Vita d'artista


Muottas Muragl

Stavo leggendo un nuovo saggio di Byung- Chul Han, professore di Estetica all’università di Berlino, un elogio della “Vita contemplativa, o dell’inazione”. Il filosofo sudcoreano afferma che in una società nella quale il “tempo libero” serve a rinfrancarsi dopo il lavoro, ecco che esso resta incatenato alla logica di quest’ultimo: e quale derivato del lavoro rimane un elemento funzionale alla produzione.

Il tempo davvero libero, invece, non appartiene all’ordine del lavoro, è un tempo diverso che unisce in sé intensità vitale e contemplazione, laddove oggi per “vita intensa” si intende di nuovo più prestazione e più consumo. Il nostro tempo libero non è più calma sacra e festosa, e un tempo che ammazziamo finché non emerge la noia.

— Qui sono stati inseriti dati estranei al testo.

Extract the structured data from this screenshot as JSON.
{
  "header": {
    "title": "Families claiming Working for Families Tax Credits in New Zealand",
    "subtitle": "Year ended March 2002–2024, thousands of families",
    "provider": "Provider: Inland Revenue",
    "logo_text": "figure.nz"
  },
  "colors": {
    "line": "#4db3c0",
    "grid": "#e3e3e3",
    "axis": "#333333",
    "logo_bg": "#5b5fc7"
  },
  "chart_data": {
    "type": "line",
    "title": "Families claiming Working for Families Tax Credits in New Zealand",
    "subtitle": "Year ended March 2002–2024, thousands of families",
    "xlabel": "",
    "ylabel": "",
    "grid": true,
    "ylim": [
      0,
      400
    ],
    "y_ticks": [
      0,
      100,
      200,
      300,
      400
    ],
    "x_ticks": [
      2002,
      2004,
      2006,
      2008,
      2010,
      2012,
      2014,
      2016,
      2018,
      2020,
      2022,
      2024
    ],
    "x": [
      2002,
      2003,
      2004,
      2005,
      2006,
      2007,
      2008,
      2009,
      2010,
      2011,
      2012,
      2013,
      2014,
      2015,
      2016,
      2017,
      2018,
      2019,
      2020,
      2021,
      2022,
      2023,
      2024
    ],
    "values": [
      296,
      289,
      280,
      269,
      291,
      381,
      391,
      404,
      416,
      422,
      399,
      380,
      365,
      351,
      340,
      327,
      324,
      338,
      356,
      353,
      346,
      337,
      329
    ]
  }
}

La necessità di riempire tutti i vuoti, la prestazione, l’agire che sprofonda nell’azione cieca senza un attimo di pausa o tentennamento è il preludio della barbarie. “Laddove imperversa lo schematismo stimolo/reazione, bisogno/appagamento, problema/soluzione, obbiettivo/azione mirata, la vita si riduce a sopravvivenza, a nuda vita animale. È dall’inazione che la vita ottiene il proprio splendore. Se ci viene a mancare l’inazione come possibilità, finiamo per sembrare una macchina che deve solo funzionare” afferma Han, osservando pure che questa coazione ad agire si rivela un efficiente strumento di dominio. E afferma anche che se oggi una rivoluzione pare impossibile allora forse il motivo è che non abbiamo più tempo per pensare.

Non so come il pensiero mi è andato spontaneo alla fatica di ore che feci per arrivare alla Capanna Segantini, a 2.400 mt, nel percorso alpino di Muottas Muragl, in Engadina, capanna che fu lo studio di Giovanni Segantini, ora ristoro, con una vista mozzafiato sul massiccio del Bernina e l’eccelso panorama lacustre della zona.

Segantini, in modo radicale e visionario, si trasferì là nel 1899 per poter terminare il suo Trittico della Natura per l’imminente Expo a Parigi, e una necessità assoluta di solitudine e contemplazione. Quando arrivai in alto, mi fu chiaro finalmente che per fare una grande opera bisogna imparare a lasciare il mondo e il suo rumore a se stesso, anche a rischio di sembrare dei sacrileghi oziosi. Segantini arrivò nel suo eremo sublime portando delle tele, del cibo e lì rimase finché purtroppo non morì: ci sono delle vecchie foto così uniche nel loro genere, che lo ritraggono con i quadri in mezzo alla neve, poetiche e sognanti.

“Il pensiero dell’artista moderno deve liberamente correre alle limpide e sempre fresche sorgenti della natura, eternamente giovane, eternamente bella, eternamente vergine”.